In this week’s Torah portion, Shelah Lekha, we read the famous “Spies” narrative. In this parasha, God commands Moses to send out twelve men, one from each of the tribes of Israel, to scout out the land of Canaan, the land that God has promised to the people of Israel. In Numbers 13:17-18, Moses tells these spies to “go up there into the Negev and on into the hill country, and see what kind of country it is. Are the people who dwell in it strong or weak, few or many?” Scouting out the land is no different than what professional sports teams do. A baseball team sends out an advanced scout to observe a team days before they play against each other, to note the opposition’s strengths and weaknesses. The Israelites were not promised a barren and empty land for the taking. The land that God had promised was a land inhabited by many nations.
The Israelites wanted to scout these nations, and the land itself, before moving forward on their journey. Such advanced scouting work makes sense, but it is interesting that God, who had promised this land to the chosen people, commands this act of scouting. If God promised this land, why does God need the Israelites to scout it out first? If God knew the Israelites would ultimately settle in this land, why are the Israelites concerned about the strength or size of the nations already dwelling in Canaan?
The answer is in the language of God’s command. In Numbers 13:2, God tells Moses Shelah lekha, to not just send spies, but to “send for yourself.” Such a scouting journey is not a journey that God needs (even if God commands this journey.) Rather, it is a journey that the people need to go on for themselves, to deepen their faith in God, and to deepen their faith in themselves.
As I learned from my father, Rabbi Kerry Olitzky, that Rabbi Nachman of Bratzlav taught that the book of Ezekiel begins with the verse “the Heavens opened and I saw visions of God,” because the first letter of each of these words in Hebrew form the Hebrew word Emunah, meaning ‘faith.’ When you believe in God, you see God. When one lacks faith in God, one has trouble seeing and also lacks faith in himself.

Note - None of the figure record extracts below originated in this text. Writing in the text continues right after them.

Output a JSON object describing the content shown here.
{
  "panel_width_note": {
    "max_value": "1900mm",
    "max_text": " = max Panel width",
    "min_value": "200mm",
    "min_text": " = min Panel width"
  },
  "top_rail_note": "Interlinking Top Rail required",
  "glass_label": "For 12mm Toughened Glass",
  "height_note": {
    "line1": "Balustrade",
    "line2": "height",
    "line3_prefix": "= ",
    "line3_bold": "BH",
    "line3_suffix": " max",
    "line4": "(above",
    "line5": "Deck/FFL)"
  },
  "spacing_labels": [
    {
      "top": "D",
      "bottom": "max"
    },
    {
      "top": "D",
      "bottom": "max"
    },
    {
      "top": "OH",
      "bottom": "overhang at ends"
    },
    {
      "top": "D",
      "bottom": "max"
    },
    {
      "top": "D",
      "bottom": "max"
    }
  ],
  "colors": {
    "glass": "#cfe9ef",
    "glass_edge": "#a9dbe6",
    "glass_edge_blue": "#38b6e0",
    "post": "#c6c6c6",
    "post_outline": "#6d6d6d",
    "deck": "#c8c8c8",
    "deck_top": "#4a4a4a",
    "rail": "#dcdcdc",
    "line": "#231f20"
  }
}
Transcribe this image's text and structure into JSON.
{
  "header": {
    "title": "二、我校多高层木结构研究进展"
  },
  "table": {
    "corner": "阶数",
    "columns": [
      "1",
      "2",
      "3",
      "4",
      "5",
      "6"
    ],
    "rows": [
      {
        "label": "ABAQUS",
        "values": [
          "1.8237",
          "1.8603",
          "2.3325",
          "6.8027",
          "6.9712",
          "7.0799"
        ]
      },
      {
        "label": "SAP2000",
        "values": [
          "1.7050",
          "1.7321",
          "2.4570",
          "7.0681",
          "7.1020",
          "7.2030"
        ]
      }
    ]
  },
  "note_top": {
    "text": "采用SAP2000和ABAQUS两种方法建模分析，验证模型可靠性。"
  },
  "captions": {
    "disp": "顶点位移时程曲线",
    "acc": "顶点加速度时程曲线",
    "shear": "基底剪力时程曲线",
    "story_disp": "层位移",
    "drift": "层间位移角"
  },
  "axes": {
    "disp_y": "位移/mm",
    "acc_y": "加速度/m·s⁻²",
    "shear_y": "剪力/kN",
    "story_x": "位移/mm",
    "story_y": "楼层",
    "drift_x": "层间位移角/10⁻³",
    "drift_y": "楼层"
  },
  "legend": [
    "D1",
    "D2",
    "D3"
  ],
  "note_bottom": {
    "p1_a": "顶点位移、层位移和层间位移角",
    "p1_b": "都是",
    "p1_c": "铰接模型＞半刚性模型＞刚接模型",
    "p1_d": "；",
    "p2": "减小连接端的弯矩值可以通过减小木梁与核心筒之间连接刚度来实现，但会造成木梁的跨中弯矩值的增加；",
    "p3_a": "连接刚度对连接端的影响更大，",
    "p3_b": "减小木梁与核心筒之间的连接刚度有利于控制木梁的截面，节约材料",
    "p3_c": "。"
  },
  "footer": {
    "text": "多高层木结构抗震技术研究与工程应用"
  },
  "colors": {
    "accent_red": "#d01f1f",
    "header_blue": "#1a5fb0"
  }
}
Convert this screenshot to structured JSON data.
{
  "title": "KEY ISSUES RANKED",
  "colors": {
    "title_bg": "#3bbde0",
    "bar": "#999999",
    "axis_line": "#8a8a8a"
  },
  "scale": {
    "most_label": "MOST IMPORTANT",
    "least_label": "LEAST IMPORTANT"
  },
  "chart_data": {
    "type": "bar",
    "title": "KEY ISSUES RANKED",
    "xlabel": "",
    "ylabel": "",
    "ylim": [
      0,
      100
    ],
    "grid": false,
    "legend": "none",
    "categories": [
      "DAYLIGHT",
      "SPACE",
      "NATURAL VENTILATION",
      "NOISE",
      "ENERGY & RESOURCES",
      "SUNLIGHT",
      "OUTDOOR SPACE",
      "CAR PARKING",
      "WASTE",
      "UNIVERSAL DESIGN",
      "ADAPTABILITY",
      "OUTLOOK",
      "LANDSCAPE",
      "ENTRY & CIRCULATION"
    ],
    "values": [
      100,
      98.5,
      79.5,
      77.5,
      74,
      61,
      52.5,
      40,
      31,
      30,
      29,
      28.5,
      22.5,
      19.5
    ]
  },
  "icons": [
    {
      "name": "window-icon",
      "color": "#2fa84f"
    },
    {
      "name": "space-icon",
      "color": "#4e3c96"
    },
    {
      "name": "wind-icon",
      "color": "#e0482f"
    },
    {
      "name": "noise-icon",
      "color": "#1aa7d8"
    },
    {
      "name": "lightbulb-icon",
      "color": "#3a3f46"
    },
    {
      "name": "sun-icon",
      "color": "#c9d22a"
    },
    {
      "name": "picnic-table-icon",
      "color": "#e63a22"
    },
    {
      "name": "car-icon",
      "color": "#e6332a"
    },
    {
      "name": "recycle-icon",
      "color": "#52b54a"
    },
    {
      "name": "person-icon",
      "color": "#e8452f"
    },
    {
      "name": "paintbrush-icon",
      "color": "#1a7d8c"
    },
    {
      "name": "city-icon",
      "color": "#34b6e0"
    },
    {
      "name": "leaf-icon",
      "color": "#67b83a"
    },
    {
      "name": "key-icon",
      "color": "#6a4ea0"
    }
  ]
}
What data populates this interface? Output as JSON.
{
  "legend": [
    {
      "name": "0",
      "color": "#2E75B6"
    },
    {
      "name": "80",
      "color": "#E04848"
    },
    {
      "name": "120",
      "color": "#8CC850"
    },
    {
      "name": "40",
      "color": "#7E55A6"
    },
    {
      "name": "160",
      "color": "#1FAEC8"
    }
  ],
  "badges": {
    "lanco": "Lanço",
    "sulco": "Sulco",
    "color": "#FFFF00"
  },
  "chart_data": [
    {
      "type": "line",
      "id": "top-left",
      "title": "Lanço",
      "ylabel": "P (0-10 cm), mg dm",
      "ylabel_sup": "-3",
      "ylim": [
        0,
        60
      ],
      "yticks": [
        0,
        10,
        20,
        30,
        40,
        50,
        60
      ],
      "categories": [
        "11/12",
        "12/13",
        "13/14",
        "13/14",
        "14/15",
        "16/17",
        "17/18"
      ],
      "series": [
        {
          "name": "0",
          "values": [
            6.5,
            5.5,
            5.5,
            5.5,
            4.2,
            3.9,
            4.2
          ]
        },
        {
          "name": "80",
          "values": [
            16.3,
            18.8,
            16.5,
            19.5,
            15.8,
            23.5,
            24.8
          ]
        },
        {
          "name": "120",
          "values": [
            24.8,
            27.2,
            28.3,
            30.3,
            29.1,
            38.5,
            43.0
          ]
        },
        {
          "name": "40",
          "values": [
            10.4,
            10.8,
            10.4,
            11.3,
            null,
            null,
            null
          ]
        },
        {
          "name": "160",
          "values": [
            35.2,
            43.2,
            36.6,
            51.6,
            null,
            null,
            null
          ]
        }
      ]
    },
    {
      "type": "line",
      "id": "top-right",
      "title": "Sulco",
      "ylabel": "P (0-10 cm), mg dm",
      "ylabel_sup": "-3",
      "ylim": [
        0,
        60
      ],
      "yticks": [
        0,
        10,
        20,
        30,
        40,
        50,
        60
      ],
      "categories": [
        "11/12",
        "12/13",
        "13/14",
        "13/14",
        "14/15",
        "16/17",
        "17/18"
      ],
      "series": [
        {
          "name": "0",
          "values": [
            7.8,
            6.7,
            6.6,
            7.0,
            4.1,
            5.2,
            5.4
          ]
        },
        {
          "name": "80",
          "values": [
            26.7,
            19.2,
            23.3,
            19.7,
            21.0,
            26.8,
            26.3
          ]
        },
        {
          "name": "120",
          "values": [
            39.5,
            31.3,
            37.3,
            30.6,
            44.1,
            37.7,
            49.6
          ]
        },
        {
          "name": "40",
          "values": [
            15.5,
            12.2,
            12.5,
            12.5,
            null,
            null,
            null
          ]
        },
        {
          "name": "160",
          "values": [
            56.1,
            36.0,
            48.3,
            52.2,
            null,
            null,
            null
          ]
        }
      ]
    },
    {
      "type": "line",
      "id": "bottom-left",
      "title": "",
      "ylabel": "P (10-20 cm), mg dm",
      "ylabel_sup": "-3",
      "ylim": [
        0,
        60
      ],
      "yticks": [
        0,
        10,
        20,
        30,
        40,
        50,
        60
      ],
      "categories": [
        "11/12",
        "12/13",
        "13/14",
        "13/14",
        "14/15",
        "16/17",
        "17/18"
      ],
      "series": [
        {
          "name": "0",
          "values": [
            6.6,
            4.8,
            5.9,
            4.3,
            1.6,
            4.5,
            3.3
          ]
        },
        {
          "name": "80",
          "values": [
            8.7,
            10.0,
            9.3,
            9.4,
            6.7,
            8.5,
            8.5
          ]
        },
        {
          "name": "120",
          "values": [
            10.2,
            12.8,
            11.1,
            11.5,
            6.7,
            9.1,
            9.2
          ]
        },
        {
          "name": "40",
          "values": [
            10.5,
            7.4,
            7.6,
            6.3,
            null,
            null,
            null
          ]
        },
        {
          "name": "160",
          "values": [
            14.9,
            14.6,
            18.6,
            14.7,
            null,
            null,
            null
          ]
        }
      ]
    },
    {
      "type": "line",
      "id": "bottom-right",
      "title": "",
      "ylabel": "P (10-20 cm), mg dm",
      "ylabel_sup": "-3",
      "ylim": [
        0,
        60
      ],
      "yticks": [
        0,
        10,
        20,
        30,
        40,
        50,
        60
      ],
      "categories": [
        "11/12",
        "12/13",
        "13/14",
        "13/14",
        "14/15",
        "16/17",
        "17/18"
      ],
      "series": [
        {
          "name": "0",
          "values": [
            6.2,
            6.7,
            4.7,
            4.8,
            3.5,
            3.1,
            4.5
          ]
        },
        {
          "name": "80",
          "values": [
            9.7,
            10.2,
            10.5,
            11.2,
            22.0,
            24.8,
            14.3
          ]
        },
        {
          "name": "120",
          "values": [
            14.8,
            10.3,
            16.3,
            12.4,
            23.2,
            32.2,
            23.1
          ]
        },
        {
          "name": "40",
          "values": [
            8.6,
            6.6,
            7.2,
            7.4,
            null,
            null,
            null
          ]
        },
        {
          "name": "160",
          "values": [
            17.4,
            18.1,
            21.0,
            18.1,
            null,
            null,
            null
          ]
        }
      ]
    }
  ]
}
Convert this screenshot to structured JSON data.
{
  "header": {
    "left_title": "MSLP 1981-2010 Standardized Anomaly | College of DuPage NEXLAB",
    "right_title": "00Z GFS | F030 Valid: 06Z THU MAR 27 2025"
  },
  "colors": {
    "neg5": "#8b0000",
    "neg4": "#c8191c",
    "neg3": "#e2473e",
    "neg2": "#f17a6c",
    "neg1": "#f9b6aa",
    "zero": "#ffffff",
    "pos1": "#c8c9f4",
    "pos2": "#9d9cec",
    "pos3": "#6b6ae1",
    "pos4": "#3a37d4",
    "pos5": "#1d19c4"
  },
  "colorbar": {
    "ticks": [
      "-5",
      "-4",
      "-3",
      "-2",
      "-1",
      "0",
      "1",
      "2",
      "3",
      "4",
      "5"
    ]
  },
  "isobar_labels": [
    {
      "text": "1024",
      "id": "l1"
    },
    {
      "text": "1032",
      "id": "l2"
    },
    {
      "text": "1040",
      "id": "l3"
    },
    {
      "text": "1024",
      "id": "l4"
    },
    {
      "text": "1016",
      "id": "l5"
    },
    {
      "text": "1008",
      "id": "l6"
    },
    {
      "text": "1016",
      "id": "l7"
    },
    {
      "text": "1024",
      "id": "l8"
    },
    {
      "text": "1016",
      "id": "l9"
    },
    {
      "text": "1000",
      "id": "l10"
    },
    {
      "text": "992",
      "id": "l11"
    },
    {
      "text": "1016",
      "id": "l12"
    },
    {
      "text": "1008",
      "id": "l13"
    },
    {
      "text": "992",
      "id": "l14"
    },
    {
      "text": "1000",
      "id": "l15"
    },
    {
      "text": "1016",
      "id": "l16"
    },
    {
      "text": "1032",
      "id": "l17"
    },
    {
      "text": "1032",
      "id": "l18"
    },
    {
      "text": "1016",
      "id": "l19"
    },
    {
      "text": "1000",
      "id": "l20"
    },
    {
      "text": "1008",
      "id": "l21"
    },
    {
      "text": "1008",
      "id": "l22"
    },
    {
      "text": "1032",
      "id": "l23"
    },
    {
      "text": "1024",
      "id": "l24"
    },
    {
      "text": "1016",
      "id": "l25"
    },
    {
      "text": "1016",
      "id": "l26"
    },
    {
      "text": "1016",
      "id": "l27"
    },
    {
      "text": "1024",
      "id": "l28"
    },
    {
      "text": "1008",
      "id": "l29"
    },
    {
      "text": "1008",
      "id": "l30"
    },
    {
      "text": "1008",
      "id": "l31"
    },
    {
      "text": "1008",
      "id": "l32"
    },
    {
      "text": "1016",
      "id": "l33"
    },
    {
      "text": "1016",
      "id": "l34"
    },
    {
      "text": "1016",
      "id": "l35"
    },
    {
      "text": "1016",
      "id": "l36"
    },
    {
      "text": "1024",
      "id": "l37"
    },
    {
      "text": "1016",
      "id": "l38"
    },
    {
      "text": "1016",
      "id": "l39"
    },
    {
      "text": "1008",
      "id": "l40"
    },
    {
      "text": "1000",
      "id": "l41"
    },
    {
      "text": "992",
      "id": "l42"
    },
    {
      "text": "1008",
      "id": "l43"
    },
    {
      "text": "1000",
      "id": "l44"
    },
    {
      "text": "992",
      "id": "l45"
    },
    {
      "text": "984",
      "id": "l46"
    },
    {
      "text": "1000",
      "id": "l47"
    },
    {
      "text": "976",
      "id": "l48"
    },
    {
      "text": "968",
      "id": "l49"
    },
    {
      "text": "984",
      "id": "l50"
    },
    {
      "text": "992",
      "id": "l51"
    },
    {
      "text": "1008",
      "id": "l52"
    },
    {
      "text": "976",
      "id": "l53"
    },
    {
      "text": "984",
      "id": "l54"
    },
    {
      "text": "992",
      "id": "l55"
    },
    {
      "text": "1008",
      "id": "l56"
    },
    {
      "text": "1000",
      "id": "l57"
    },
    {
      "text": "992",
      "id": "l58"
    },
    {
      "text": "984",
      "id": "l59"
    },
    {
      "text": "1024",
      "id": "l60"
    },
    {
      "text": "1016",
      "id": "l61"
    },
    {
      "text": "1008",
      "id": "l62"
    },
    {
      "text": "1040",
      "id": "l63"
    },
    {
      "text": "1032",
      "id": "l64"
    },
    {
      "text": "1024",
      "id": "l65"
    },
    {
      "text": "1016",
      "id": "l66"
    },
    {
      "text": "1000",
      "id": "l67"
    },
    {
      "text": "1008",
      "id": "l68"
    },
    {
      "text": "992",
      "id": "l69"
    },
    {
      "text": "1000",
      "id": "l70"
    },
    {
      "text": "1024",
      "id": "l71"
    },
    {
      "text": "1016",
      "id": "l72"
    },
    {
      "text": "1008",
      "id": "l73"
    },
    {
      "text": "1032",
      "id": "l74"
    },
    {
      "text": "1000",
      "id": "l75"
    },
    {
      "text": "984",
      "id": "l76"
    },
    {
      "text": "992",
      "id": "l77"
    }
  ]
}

What are the journeys that we take in our own lives because they are journeys that we need to take for ourselves? Interestingly, such a journey had negative consequences and results. Still, it was an experience that the Israelites needed to have. Can we each grow in a failed experience? Is there value and personal growth in that experience, even when the results are negative? Is our faith only strengthened in the everyday miracles of our lives, or do we also find faith in God when we struggle and create doubt?
May we all have faith in ourselves, and in turn find faith in God. Shabbat Shalom!